Murray has continued to drop hints of his impending retirement from the sport, noting last month that he ‘did not plan on playing much past this summer’.
Wimbledon, where Murray has won two of his three grand slams, may be seen as the most likely venue for his swan song.
However, the Scot has admitted he still harbours ambitions of playing in another Olympic Games this summer in France.
The 36-year-old is the only male player to win two singles gold medals but insisted he would have to earn his way onto the team, not wanting to unfairly take a spot from one of his countrymen.
‘I would love the chance to play in another Olympics but also genuinely only if I felt like there was a chance of winning a medal,’ he said in an interview with The Times.

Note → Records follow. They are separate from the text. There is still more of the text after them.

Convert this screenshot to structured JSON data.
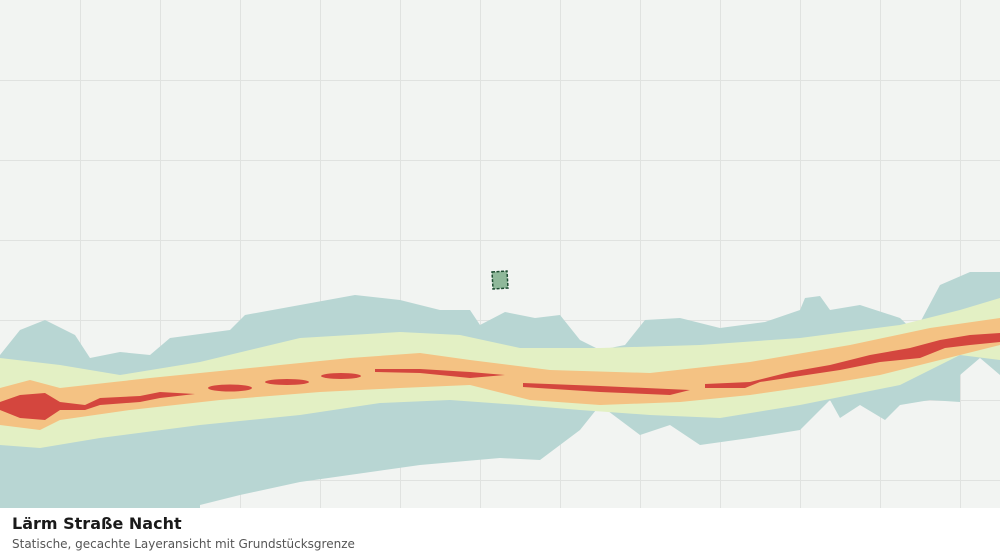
{
  "title": "Lärm Straße Nacht",
  "subtitle": "Statische, gecachte Layeransicht mit Grundstücksgrenze"
}
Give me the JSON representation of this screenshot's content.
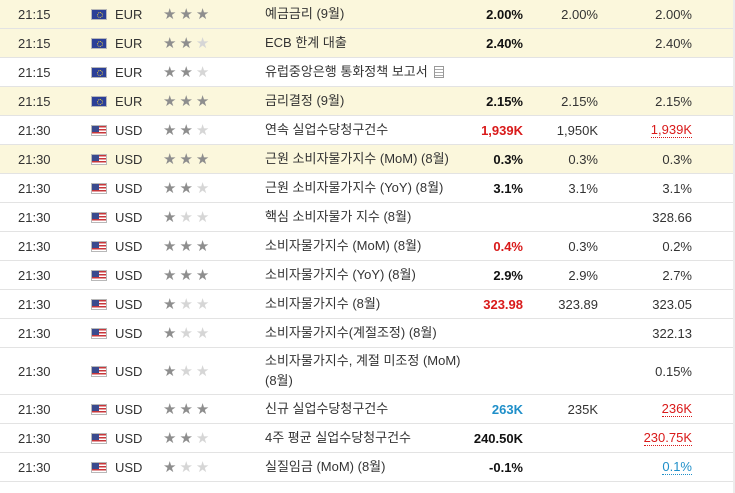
{
  "rows": [
    {
      "time": "21:15",
      "flag": "eu",
      "currency": "EUR",
      "stars": 3,
      "event": "예금금리 (9월)",
      "actual": "2.00%",
      "actual_color": "",
      "forecast": "2.00%",
      "previous": "2.00%",
      "previous_style": "",
      "doc": false,
      "highlight": true
    },
    {
      "time": "21:15",
      "flag": "eu",
      "currency": "EUR",
      "stars": 2,
      "event": "ECB 한계 대출",
      "actual": "2.40%",
      "actual_color": "",
      "forecast": "",
      "previous": "2.40%",
      "previous_style": "",
      "doc": false,
      "highlight": true
    },
    {
      "time": "21:15",
      "flag": "eu",
      "currency": "EUR",
      "stars": 2,
      "event": "유럽중앙은행 통화정책 보고서",
      "actual": "",
      "actual_color": "",
      "forecast": "",
      "previous": "",
      "previous_style": "",
      "doc": true,
      "highlight": false
    },
    {
      "time": "21:15",
      "flag": "eu",
      "currency": "EUR",
      "stars": 3,
      "event": "금리결정 (9월)",
      "actual": "2.15%",
      "actual_color": "",
      "forecast": "2.15%",
      "previous": "2.15%",
      "previous_style": "",
      "doc": false,
      "highlight": true
    },
    {
      "time": "21:30",
      "flag": "us",
      "currency": "USD",
      "stars": 2,
      "event": "연속 실업수당청구건수",
      "actual": "1,939K",
      "actual_color": "red",
      "forecast": "1,950K",
      "previous": "1,939K",
      "previous_style": "dotted-red",
      "doc": false,
      "highlight": false
    },
    {
      "time": "21:30",
      "flag": "us",
      "currency": "USD",
      "stars": 3,
      "event": "근원 소비자물가지수 (MoM) (8월)",
      "actual": "0.3%",
      "actual_color": "",
      "forecast": "0.3%",
      "previous": "0.3%",
      "previous_style": "",
      "doc": false,
      "highlight": true
    },
    {
      "time": "21:30",
      "flag": "us",
      "currency": "USD",
      "stars": 2,
      "event": "근원 소비자물가지수 (YoY) (8월)",
      "actual": "3.1%",
      "actual_color": "",
      "forecast": "3.1%",
      "previous": "3.1%",
      "previous_style": "",
      "doc": false,
      "highlight": false
    },
    {
      "time": "21:30",
      "flag": "us",
      "currency": "USD",
      "stars": 1,
      "event": "핵심 소비자물가 지수 (8월)",
      "actual": "",
      "actual_color": "",
      "forecast": "",
      "previous": "328.66",
      "previous_style": "",
      "doc": false,
      "highlight": false
    },
    {
      "time": "21:30",
      "flag": "us",
      "currency": "USD",
      "stars": 3,
      "event": "소비자물가지수 (MoM) (8월)",
      "actual": "0.4%",
      "actual_color": "red",
      "forecast": "0.3%",
      "previous": "0.2%",
      "previous_style": "",
      "doc": false,
      "highlight": false
    },
    {
      "time": "21:30",
      "flag": "us",
      "currency": "USD",
      "stars": 3,
      "event": "소비자물가지수 (YoY) (8월)",
      "actual": "2.9%",
      "actual_color": "",
      "forecast": "2.9%",
      "previous": "2.7%",
      "previous_style": "",
      "doc": false,
      "highlight": false
    },
    {
      "time": "21:30",
      "flag": "us",
      "currency": "USD",
      "stars": 1,
      "event": "소비자물가지수 (8월)",
      "actual": "323.98",
      "actual_color": "red",
      "forecast": "323.89",
      "previous": "323.05",
      "previous_style": "",
      "doc": false,
      "highlight": false
    },
    {
      "time": "21:30",
      "flag": "us",
      "currency": "USD",
      "stars": 1,
      "event": "소비자물가지수(계절조정) (8월)",
      "actual": "",
      "actual_color": "",
      "forecast": "",
      "previous": "322.13",
      "previous_style": "",
      "doc": false,
      "highlight": false
    },
    {
      "time": "21:30",
      "flag": "us",
      "currency": "USD",
      "stars": 1,
      "event": "소비자물가지수, 계절 미조정 (MoM) (8월)",
      "actual": "",
      "actual_color": "",
      "forecast": "",
      "previous": "0.15%",
      "previous_style": "",
      "doc": false,
      "highlight": false
    },
    {
      "time": "21:30",
      "flag": "us",
      "currency": "USD",
      "stars": 3,
      "event": "신규 실업수당청구건수",
      "actual": "263K",
      "actual_color": "blue",
      "forecast": "235K",
      "previous": "236K",
      "previous_style": "dotted-red",
      "doc": false,
      "highlight": false
    },
    {
      "time": "21:30",
      "flag": "us",
      "currency": "USD",
      "stars": 2,
      "event": "4주 평균 실업수당청구건수",
      "actual": "240.50K",
      "actual_color": "",
      "forecast": "",
      "previous": "230.75K",
      "previous_style": "dotted-red",
      "doc": false,
      "highlight": false
    },
    {
      "time": "21:30",
      "flag": "us",
      "currency": "USD",
      "stars": 1,
      "event": "실질임금 (MoM) (8월)",
      "actual": "-0.1%",
      "actual_color": "",
      "forecast": "",
      "previous": "0.1%",
      "previous_style": "dotted-blue",
      "doc": false,
      "highlight": false
    }
  ]
}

‘We have top doubles players and also Jack [Draper], Cam [Norrie] and Evo [Dan Evans] in singles as well.
‘I don’t want to be in a position where I’m getting selected to play there just because it might be the last tournament that I play.’
With a singles opportunity perhaps unlikely, Murray’s route into a fourth Games could come in the doubles competition where he reached the quarter-finals alongside Joe Salisbury in Tokyo.
Murray has faced relentless questions about his retirement from the sport after a disappointing start to the year which saw him lose six straight matches for the first time in his career.
But he suggested he was in no hurry to put an exact date on his impending finale.
‘The decision is my decision to be made, not anyone else’s. I don’t see why there should be a keenness for people to stop doing what it is that they enjoy doing,’ he noted.